Dans une déclaration publiée sur son compte X, l’ex-chef du gouvernement accuse l’ancien directeur d’avoir dévoyé la mission fondamentale de l’ULCC, chargée de prévenir, d’enquêter et de lutter contre la corruption. Selon lui, cette gestion a porté atteinte à la crédibilité de l’institution et affaibli un acteur essentiel du dispositif national de contrôle de la gouvernance publique. Pour Jean-Henry Céant, ce changement à la tête de l’ULCC doit marquer le début d’une réforme en profondeur. Il appelle les autorités à garantir une véritable indépendance de l’institution afin qu’elle puisse exercer ses missions à l’abri de toute pression ou influence politique. L’ancien Premier ministre réclame également la publication des déclarations de patrimoine d’entrée et de sortie de Hans Ludwig Joseph. À ses yeux, cette mesure constitue un impératif de transparence et de reddition de comptes, rappelant que les responsables chargés de combattre la corruption doivent eux-mêmes être soumis aux plus hautes exigences d’intégrité.

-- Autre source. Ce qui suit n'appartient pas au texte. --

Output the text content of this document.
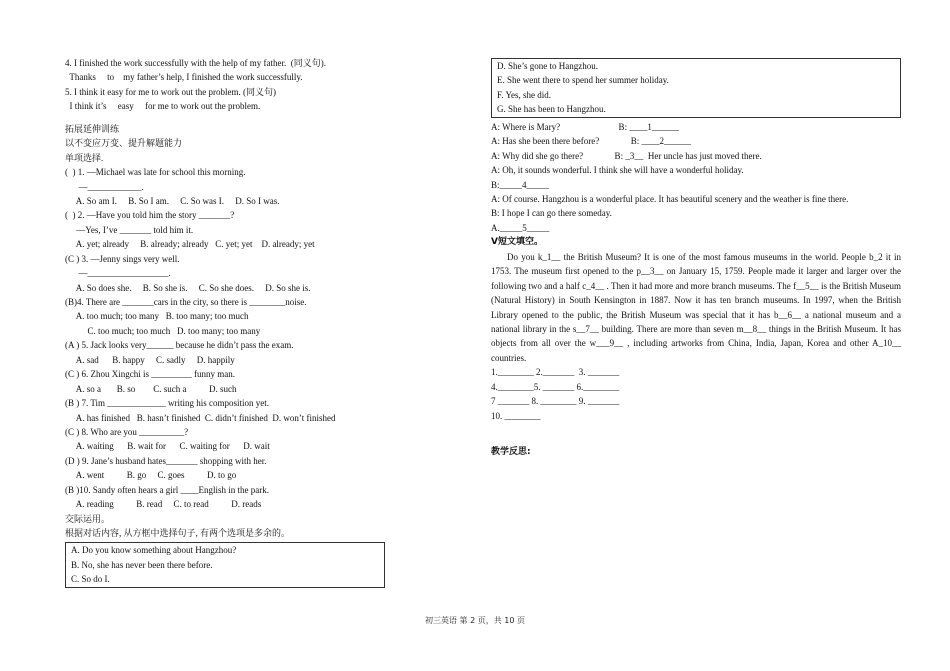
4. I finished the work successfully with the help of my father.  (同义句).
Thanks     to    my father’s help, I finished the work successfully.
5. I think it easy for me to work out the problem. (同义句)
I think it’s     easy     for me to work out the problem.
拓展延伸训练
以不变应万变、提升解题能力
单项选择.
(  ) 1. —Michael was late for school this morning.
—____________.
A. So am I.     B. So I am.     C. So was I.     D. So I was.
(  ) 2. —Have you told him the story _______?
—Yes, I’ve _______ told him it.
A. yet; already     B. already; already   C. yet; yet    D. already; yet
(C ) 3. —Jenny sings very well.
—__________________.
A. So does she.     B. So she is.     C. So she does.     D. So she is.
(B)4. There are _______cars in the city, so there is ________noise.
A. too much; too many   B. too many; too much
C. too much; too much   D. too many; too many
(A ) 5. Jack looks very______ because he didn’t pass the exam.
A. sad      B. happy     C. sadly     D. happily
(C ) 6. Zhou Xingchi is _________ funny man.
A. so a       B. so        C. such a          D. such
(B ) 7. Tim _____________ writing his composition yet.
A. has finished   B. hasn’t finished  C. didn’t finished  D. won’t finished
(C ) 8. Who are you __________?
A. waiting      B. wait for      C. waiting for      D. wait
(D ) 9. Jane’s husband hates_______ shopping with her.
A. went          B. go     C. goes          D. to go
(B )10. Sandy often hears a girl ____English in the park.
A. reading          B. read     C. to read          D. reads
交际运用。
根据对话内容, 从方框中选择句子, 有两个选项是多余的。
A. Do you know something about Hangzhou?
B. No, she has never been there before.
C. So do I.
D. She’s gone to Hangzhou.
E. She went there to spend her summer holiday.
F. Yes, she did.
G. She has been to Hangzhou.
A: Where is Mary?                          B: ____1______
A: Has she been there before?              B: ____2______
A: Why did she go there?              B: _3__  Her uncle has just moved there.
A: Oh, it sounds wonderful. I think she will have a wonderful holiday.
B:_____4_____
A: Of course. Hangzhou is a wonderful place. It has beautiful scenery and the weather is fine there.
B: I hope I can go there someday.
A._____5_____
V短文填空。
Do you k_1__ the British Museum? It is one of the most famous museums in the world. People b_2 it in 1753. The museum first opened to the p__3__ on January 15, 1759. People made it larger and larger over the following two and a half c_4__ . Then it had more and more branch museums. The f__5__ is the British Museum (Natural History) in South Kensington in 1887. Now it has ten branch museums. In 1997, when the British Library opened to the public, the British Museum was special that it has b__6__ a national museum and a national library in the s__7__ building. There are more than seven m__8__ things in the British Museum. It has objects from all over the w___9__ , including artworks from China, India, Japan, Korea and other A_10__ countries.
1.________ 2._______  3. _______
4.________5. _______ 6.________
7 _______ 8. ________ 9. _______
10. ________
教学反思:
初三英语 第 2 页，共 10 页
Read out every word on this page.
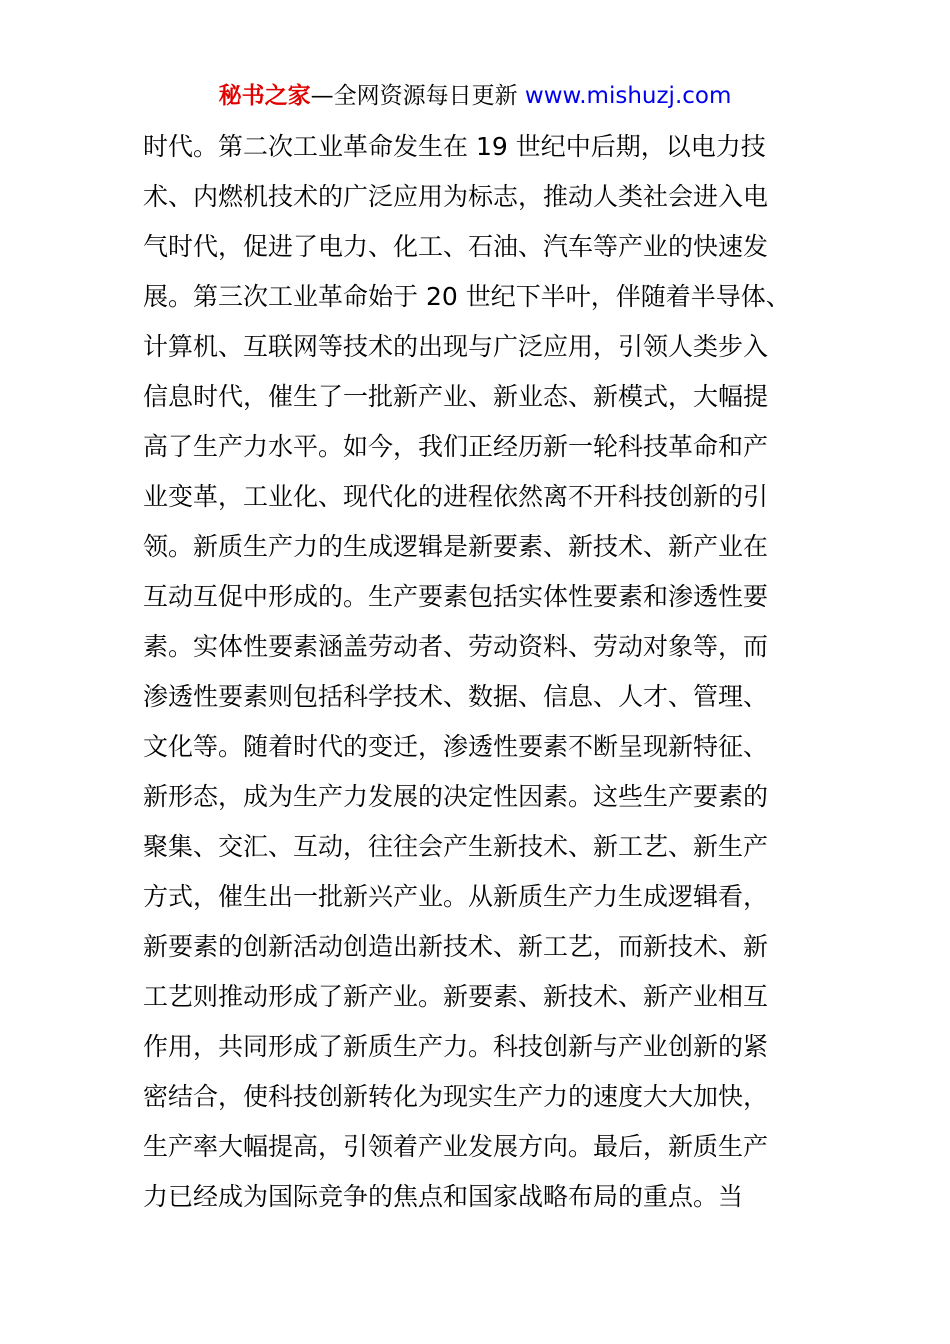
秘书之家—全网资源每日更新 www.mishuzj.com
时代。第二次工业革命发生在 19 世纪中后期，以电力技
术、内燃机技术的广泛应用为标志，推动人类社会进入电
气时代，促进了电力、化工、石油、汽车等产业的快速发
展。第三次工业革命始于 20 世纪下半叶，伴随着半导体、
计算机、互联网等技术的出现与广泛应用，引领人类步入
信息时代，催生了一批新产业、新业态、新模式，大幅提
高了生产力水平。如今，我们正经历新一轮科技革命和产
业变革，工业化、现代化的进程依然离不开科技创新的引
领。新质生产力的生成逻辑是新要素、新技术、新产业在
互动互促中形成的。生产要素包括实体性要素和渗透性要
素。实体性要素涵盖劳动者、劳动资料、劳动对象等，而
渗透性要素则包括科学技术、数据、信息、人才、管理、
文化等。随着时代的变迁，渗透性要素不断呈现新特征、
新形态，成为生产力发展的决定性因素。这些生产要素的
聚集、交汇、互动，往往会产生新技术、新工艺、新生产
方式，催生出一批新兴产业。从新质生产力生成逻辑看，
新要素的创新活动创造出新技术、新工艺，而新技术、新
工艺则推动形成了新产业。新要素、新技术、新产业相互
作用，共同形成了新质生产力。科技创新与产业创新的紧
密结合，使科技创新转化为现实生产力的速度大大加快，
生产率大幅提高，引领着产业发展方向。最后，新质生产
力已经成为国际竞争的焦点和国家战略布局的重点。当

En guise de conclusion, Jean-Henry Céant souligne que la lutte contre la corruption ne pourra produire des résultats durables qu’à travers des institutions fortes, crédibles et véritablement indépendantes. Il invite les autorités à profiter de cette transition pour engager des réformes structurelles capables de restaurer la confiance des citoyens dans les institutions de la République.